A Comparative Study on Optimal Structural Dynamics Using Wavelet Functions

• Published in: Mathematical problems in engineering Vol. 2015; no. 2015; pp. 1 - 10
• Main Authors: Mahdavi, Seyed Hossein, Abdul Razak, Hashim
• Format: Journal Article
• Language: English
• Published: Cairo, Egypt Hindawi Publishing Corporation 01.01.2015; John Wiley & Sons, Inc
• Subjects: Accuracy; Algorithms; Basis functions; Chebyshev approximation; Colleges & universities; Comparative studies; Computation; Continuity (mathematics); Dynamic structural analysis; Dynamics; Finite element analysis; Mathematical models; Mathematical problems; Methods; Nonlinear dynamics; Ordinary differential equations; Partial differential equations; Wavelet; Wavelet analysis; Wavelet transforms
• ISSN: 1024-123X; 1026-7077; 1563-5147; 1563-5147
• DOI: 10.1155/2015/956793

Wavelet solution techniques have become the focus of interest among researchers in different disciplines of science and technology. In this paper, implementation of two different wavelet basis functions has been comparatively considered for dynamic analysis of structures. For this aim, computational technique is developed by using free scale of simple Haar wavelet, initially. Later, complex and continuous Chebyshev wavelet basis functions are presented to improve the time history analysis of structures. Free-scaled Chebyshev coefficient matrix and operation of integration are derived to directly approximate displacements of the corresponding system.

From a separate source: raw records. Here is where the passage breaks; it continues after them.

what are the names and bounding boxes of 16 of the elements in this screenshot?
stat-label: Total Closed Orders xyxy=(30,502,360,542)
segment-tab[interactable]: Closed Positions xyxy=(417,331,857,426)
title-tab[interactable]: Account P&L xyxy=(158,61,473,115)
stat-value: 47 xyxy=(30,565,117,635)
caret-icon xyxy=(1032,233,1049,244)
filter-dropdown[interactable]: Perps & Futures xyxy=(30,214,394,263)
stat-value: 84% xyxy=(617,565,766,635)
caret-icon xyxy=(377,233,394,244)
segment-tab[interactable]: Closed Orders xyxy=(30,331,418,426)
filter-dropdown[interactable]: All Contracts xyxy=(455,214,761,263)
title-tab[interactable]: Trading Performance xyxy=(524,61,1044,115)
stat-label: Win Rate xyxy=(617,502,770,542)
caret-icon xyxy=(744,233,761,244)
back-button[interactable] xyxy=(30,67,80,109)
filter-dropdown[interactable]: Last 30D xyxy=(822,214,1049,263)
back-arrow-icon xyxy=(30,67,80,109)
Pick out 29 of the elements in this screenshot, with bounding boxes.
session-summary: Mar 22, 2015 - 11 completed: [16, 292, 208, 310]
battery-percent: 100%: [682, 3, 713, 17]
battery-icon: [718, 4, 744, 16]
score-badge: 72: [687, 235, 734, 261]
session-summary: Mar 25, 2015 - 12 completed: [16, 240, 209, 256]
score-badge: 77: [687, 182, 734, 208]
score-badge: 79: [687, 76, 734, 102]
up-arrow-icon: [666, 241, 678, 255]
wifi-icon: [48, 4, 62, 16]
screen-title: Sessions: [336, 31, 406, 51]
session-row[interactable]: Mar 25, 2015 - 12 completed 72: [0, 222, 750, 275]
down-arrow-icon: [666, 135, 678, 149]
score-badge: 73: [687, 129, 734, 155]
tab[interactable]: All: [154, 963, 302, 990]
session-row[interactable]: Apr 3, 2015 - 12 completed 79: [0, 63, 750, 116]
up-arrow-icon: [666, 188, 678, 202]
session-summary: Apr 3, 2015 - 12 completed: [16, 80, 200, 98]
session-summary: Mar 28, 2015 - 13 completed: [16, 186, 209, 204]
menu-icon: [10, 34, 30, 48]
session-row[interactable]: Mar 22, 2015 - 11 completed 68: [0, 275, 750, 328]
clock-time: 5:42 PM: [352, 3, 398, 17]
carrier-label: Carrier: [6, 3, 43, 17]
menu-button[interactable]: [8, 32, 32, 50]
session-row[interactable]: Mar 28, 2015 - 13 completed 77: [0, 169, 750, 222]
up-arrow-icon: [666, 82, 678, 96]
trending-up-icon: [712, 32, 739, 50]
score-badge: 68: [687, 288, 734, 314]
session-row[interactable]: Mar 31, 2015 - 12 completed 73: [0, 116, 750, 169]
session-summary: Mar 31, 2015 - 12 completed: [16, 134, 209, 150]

In addition, stability of responses has been investigated for the proposed algorithm of discrete Haar wavelet compared against continuous Chebyshev wavelet. To demonstrate the validity of the wavelet-based algorithms, aforesaid schemes have been extended to the linear and nonlinear structural dynamics. The effectiveness of free-scaled Chebyshev wavelet has been compared with simple Haar wavelet and two common integration methods. It is deduced that either indirect method proposed for discrete Haar wavelet or direct approach for continuous Chebyshev wavelet is unconditionally stable. Finally, it is concluded that numerical solution is highly benefited by the least computation time involved and high accuracy of response, particularly using low scale of complex Chebyshev wavelet.